SECTION 4.1
Approximate Stopping Distances

The Reaction Distance is the distance the car travels in the three-quarters of a second that it takes for a driver to react to a problem and apply the brakes.

The Braking Distance is the distance traveled from the time the brakes are first applied to the time the car comes to a complete stop.

The Stopping Distance is the total distance it takes to stop the vehicle, from the moment the driver sees a problem to the time the car is stopped completely.

Reaction Distance + Braking Distance
= Stopping Distance.

The following are approximate distances for an average passenger car with good brakes in good conditions on dry concrete:
At 20 mph:  Reaction Distance of 31 feet + Braking Distance of 36 feet = Stopping Distance of 67 feet.
This means that if you are traveling at only 20 mph, you have to allow 67 feet of stopping distance for your vehicle after recognizing a hazard.
At 40 mph Your Reaction Distance is 83 feet and your Braking Distance is 152 feet, resulting in a Stopping Distance of 235 feet.
At 60 mph Your Reaction Distance is 187 feet and your Braking Distance is 293 feet, resulting in a Stopping Distance of 480 feet.

Remember:

It takes much more distance to slow down from 70 mph to 50 mph than it does to go from 50 mph to a complete stop

Maintaining a Cushion Ahead

Many drivers don’t see as well as they should because they follow too closely, and the vehicle ahead blocks their view of the road. Good drivers keep a safe following distance so they can see better. The more space they allow between their car and the car ahead, the more time they will have to see a hazard or accident down the road. They will have more time to stop, or to avoid the hazard.

Steering will be easier if you have a "big picture" of your intended path of travel. Keep enough space between your car and the car in front of you, so that it does not block your view. Driving in the center of the lane, instead of hugging one side or the other, improves your view of the roadway.

Following too closely causes most rear end accidents. To avoid this, use the "three-second rule."  When the vehicle ahead of you passes a certain point, such as a sign, count "one-thousand-one, one-thousand-two, one-thousand-three."   This takes about three seconds. If you pass the same point before you finish counting, you are following too closely.  At faster speeds the distance should be greater.

Sometimes you will need more than a three-second cushion -- give yourself four seconds or more.

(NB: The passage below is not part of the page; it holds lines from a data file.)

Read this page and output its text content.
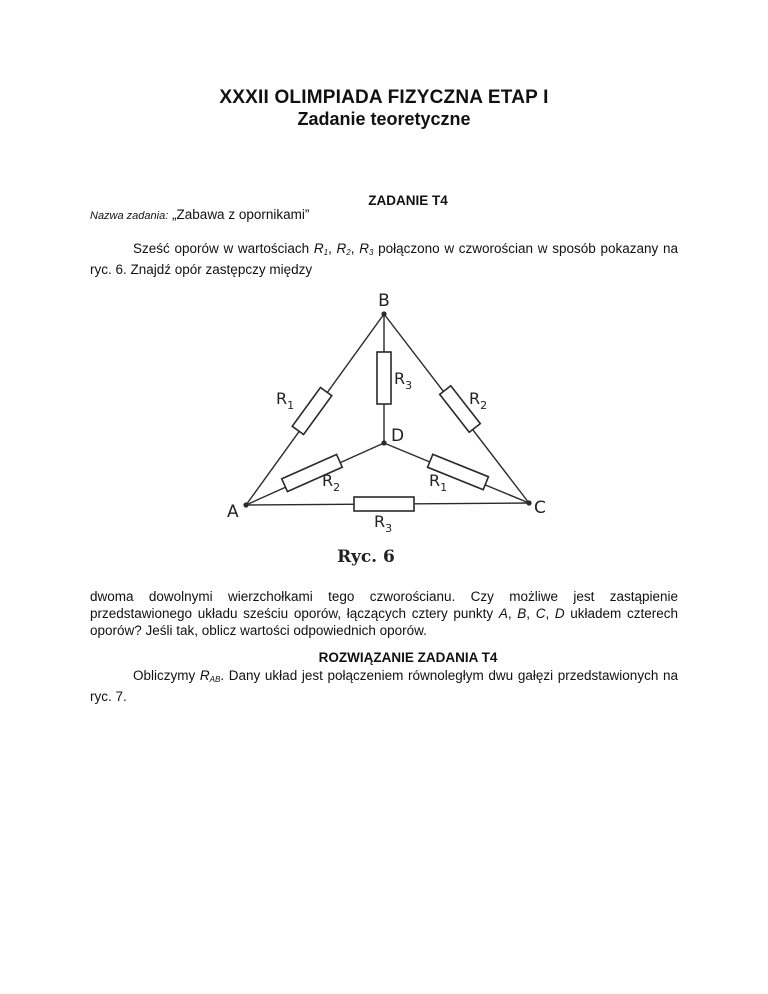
XXXII OLIMPIADA FIZYCZNA ETAP I
Zadanie teoretyczne
ZADANIE T4
Nazwa zadania: „Zabawa z opornikami”
Sześć oporów w wartościach $R_1$, $R_2$, $R_3$ połączono w czworościan w sposób pokazany na ryc. 6. Znajdź opór zastępczy między
B
A	C
D
$R_1$	$R_2$
$R_3$
$R_2$	$R_1$
$R_3$
Ryc. 6
dwoma dowolnymi wierzchołkami tego czworościanu. Czy możliwe jest zastąpienie przedstawionego układu sześciu oporów, łączących cztery punkty A, B, C, D układem czterech oporów? Jeśli tak, oblicz wartości odpowiednich oporów.
ROZWIĄZANIE ZADANIA T4
Obliczymy $R_{AB}$. Dany układ jest połączeniem równoległym dwu gałęzi przedstawionych na ryc. 7.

When a tailgater crowds you, you should allow extra room between your car and the car ahead. Then, if you need to slow down, you can do so gradually. You will be able to avoid braking suddenly and being hit from behind by the tailgater!
On slippery roads, if the car ahead should slow or stop, you will need more distance to stop your car.
When following motorcycles, if the motorcycle falls, you will have to avoid hitting the rider. Motorcycles fall more often on wet or icy roads, on metal surfaces such as bridge gratings or railroad tracks, and on gravel.
When the driver behind you wants to pass, slow down to allow room in front of your car so the driver will have space to move into.
When you are pulling a trailer or carrying a heavy load, the extra weight makes it harder to stop.
When following large vehicles that block your view ahead, you will need the extra room four seconds gives you to see around the vehicle and to the sides.
When you are stopped in traffic on a hill, the vehicle ahead may roll back into your car when it starts moving.
When you see a bus, school bus, or vehicle carrying flammables, remember that these vehicles must stop at railroad crossings. Expect the stops and slow down early to allow plenty of room.
When merging on a freeway, you need the extra time..

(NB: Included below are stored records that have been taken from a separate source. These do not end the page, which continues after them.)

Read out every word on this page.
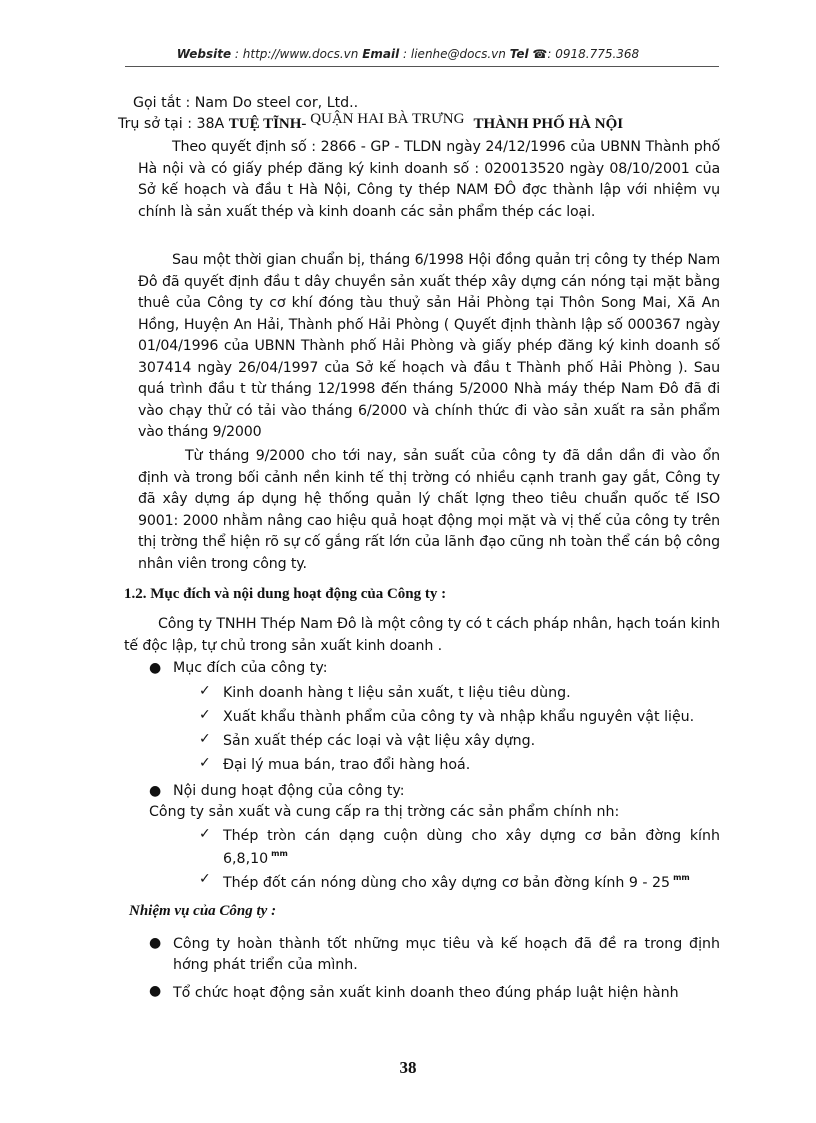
Website : http://www.docs.vn Email : lienhe@docs.vn Tel ☎: 0918.775.368
Gọi tắt : Nam Do steel cor, Ltd..
Trụ sở tại : 38A TUỆ TĨNH- QUẬN HAI BÀ TRƯNG THÀNH PHỐ HÀ NỘI

Theo quyết định số : 2866 - GP - TLDN ngày 24/12/1996 của UBNN Thành phố Hà nội và có giấy phép đăng ký kinh doanh số : 020013520 ngày 08/10/2001 của Sở kế hoạch và đầu t Hà Nội, Công ty thép NAM ĐÔ đợc thành lập với nhiệm vụ chính là sản xuất thép và kinh doanh các sản phẩm thép các loại.

Sau một thời gian chuẩn bị, tháng 6/1998 Hội đồng quản trị công ty thép Nam Đô đã quyết định đầu t dây chuyền sản xuất thép xây dựng cán nóng tại mặt bằng thuê của Công ty cơ khí đóng tàu thuỷ sản Hải Phòng tại Thôn Song Mai, Xã An Hồng, Huyện An Hải, Thành phố Hải Phòng ( Quyết định thành lập số 000367 ngày 01/04/1996 của UBNN Thành phố Hải Phòng và giấy phép đăng ký kinh doanh số 307414 ngày 26/04/1997 của Sở kế hoạch và đầu t Thành phố Hải Phòng ). Sau quá trình đầu t từ tháng 12/1998 đến tháng 5/2000 Nhà máy thép Nam Đô đã đi vào chạy thử có tải vào tháng 6/2000 và chính thức đi vào sản xuất ra sản phẩm vào tháng 9/2000

Từ tháng 9/2000 cho tới nay, sản suất của công ty đã dần dần đi vào ổn định và trong bối cảnh nền kinh tế thị trờng có nhiều cạnh tranh gay gắt, Công ty đã xây dựng áp dụng hệ thống quản lý chất lợng theo tiêu chuẩn quốc tế ISO 9001: 2000 nhằm nâng cao hiệu quả hoạt động mọi mặt và vị thế của công ty trên thị trờng thể hiện rõ sự cố gắng rất lớn của lãnh đạo cũng nh toàn thể cán bộ công nhân viên trong công ty.

1.2. Mục đích và nội dung hoạt động của Công ty :

Công ty TNHH Thép Nam Đô là một công ty có t cách pháp nhân, hạch toán kinh tế độc lập, tự chủ trong sản xuất kinh doanh .

● Mục đích của công ty:
✓ Kinh doanh hàng t liệu sản xuất, t liệu tiêu dùng.
✓ Xuất khẩu thành phẩm của công ty và nhập khẩu nguyên vật liệu.
✓ Sản xuất thép các loại và vật liệu xây dựng.
✓ Đại lý mua bán, trao đổi hàng hoá.
● Nội dung hoạt động của công ty:
Công ty sản xuất và cung cấp ra thị trờng các sản phẩm chính nh:
✓ Thép tròn cán dạng cuộn dùng cho xây dựng cơ bản đờng kính
6,8,10 $^{mm}$
✓ Thép đốt cán nóng dùng cho xây dựng cơ bản đờng kính 9 - 25 $^{mm}$
Nhiệm vụ của Công ty :
● Công ty hoàn thành tốt những mục tiêu và kế hoạch đã đề ra trong định
hớng phát triển của mình.
● Tổ chức hoạt động sản xuất kinh doanh theo đúng pháp luật hiện hành
38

When you follow too closely and another driver "cuts" in front of you, the normal reaction is to slam on your brakes and swerve out of the way. Swerving out of the way most often results in cutting someone else off or possibly driving off the roadway. It might also result in the car behind you crashing into you or into other cars around you. If another driver "cuts" in front of you, just take your foot off the gas. This will give you space between your car and the other car, and you can avoid swerving into another lane. Don’t overreact if you are cut off. 

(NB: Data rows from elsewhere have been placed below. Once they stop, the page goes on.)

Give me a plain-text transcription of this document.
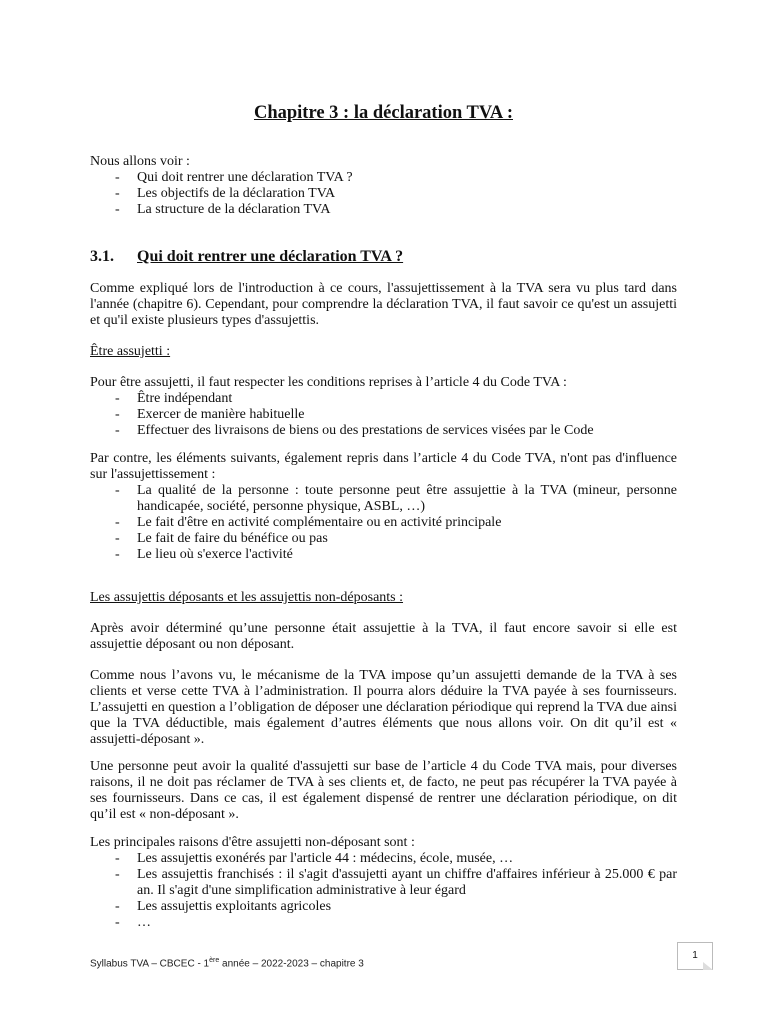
Chapitre 3 : la déclaration TVA :

Nous allons voir :

- Qui doit rentrer une déclaration TVA ?
- Les objectifs de la déclaration TVA
- La structure de la déclaration TVA
3.1. Qui doit rentrer une déclaration TVA ?

Comme expliqué lors de l'introduction à ce cours, l'assujettissement à la TVA sera vu plus tard dans l'année (chapitre 6). Cependant, pour comprendre la déclaration TVA, il faut savoir ce qu'est un assujetti et qu'il existe plusieurs types d'assujettis.

Être assujetti :

Pour être assujetti, il faut respecter les conditions reprises à l’article 4 du Code TVA :

- Être indépendant
- Exercer de manière habituelle
- Effectuer des livraisons de biens ou des prestations de services visées par le Code

Par contre, les éléments suivants, également repris dans l’article 4 du Code TVA, n'ont pas d'influence sur l'assujettissement :

- La qualité de la personne : toute personne peut être assujettie à la TVA (mineur, personne handicapée, société, personne physique, ASBL, …)
- Le fait d'être en activité complémentaire ou en activité principale
- Le fait de faire du bénéfice ou pas
- Le lieu où s'exerce l'activité

Les assujettis déposants et les assujettis non-déposants :

Après avoir déterminé qu’une personne était assujettie à la TVA, il faut encore savoir si elle est assujettie déposant ou non déposant.

Comme nous l’avons vu, le mécanisme de la TVA impose qu’un assujetti demande de la TVA à ses clients et verse cette TVA à l’administration. Il pourra alors déduire la TVA payée à ses fournisseurs. L’assujetti en question a l’obligation de déposer une déclaration périodique qui reprend la TVA due ainsi que la TVA déductible, mais également d’autres éléments que nous allons voir. On dit qu’il est « assujetti-déposant ».

Une personne peut avoir la qualité d'assujetti sur base de l’article 4 du Code TVA mais, pour diverses raisons, il ne doit pas réclamer de TVA à ses clients et, de facto, ne peut pas récupérer la TVA payée à ses fournisseurs. Dans ce cas, il est également dispensé de rentrer une déclaration périodique, on dit qu’il est « non-déposant ».

Les principales raisons d'être assujetti non-déposant sont :

- Les assujettis exonérés par l'article 44 : médecins, école, musée, …
- Les assujettis franchisés : il s'agit d'assujetti ayant un chiffre d'affaires inférieur à 25.000 € par an. Il s'agit d'une simplification administrative à leur égard
- Les assujettis exploitants agricoles
- …
Syllabus TVA – CBCEC - 1ère année – 2022-2023 – chapitre 3
1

Plan your emergency escape route before
an emergency happens.

Keep A Cushion to the Side

Keep a space cushion on each side of your car.

Don’t drive in the blind spot of another driver. The other driver may not see your car and could change lanes and hit you.
Avoid driving alongside other cars on multilane streets. Someone may crowd your lane or change lanes directly into your car. Move ahead of the other car or drop back.
Keep as much space as you can between yourself and oncoming traffic. On multilane streets, stay out of the lane next to the center line, if you can. That way you will have more room to avoid an oncoming car that suddenly swerves toward you. This is very important at intersections where another driver could turn left without giving a signal. If possible, make room for vehicles entering freeways even though you have the right-of-way.
At freeway exits, don’t drive alongside other cars. A driver on the freeway may pull off suddenly or a driver leaving may swerve back on.
Keep a space between yourself and parked cars. Someone may step out from between them, a car door may open, or a car may start to pull out suddenly.
Be careful when riding near bicycles. A bicycle rider could be seriously hurt in an accident. Always leave plenty of room between your car and any bicycle, and watch carefully for bicycles before turning.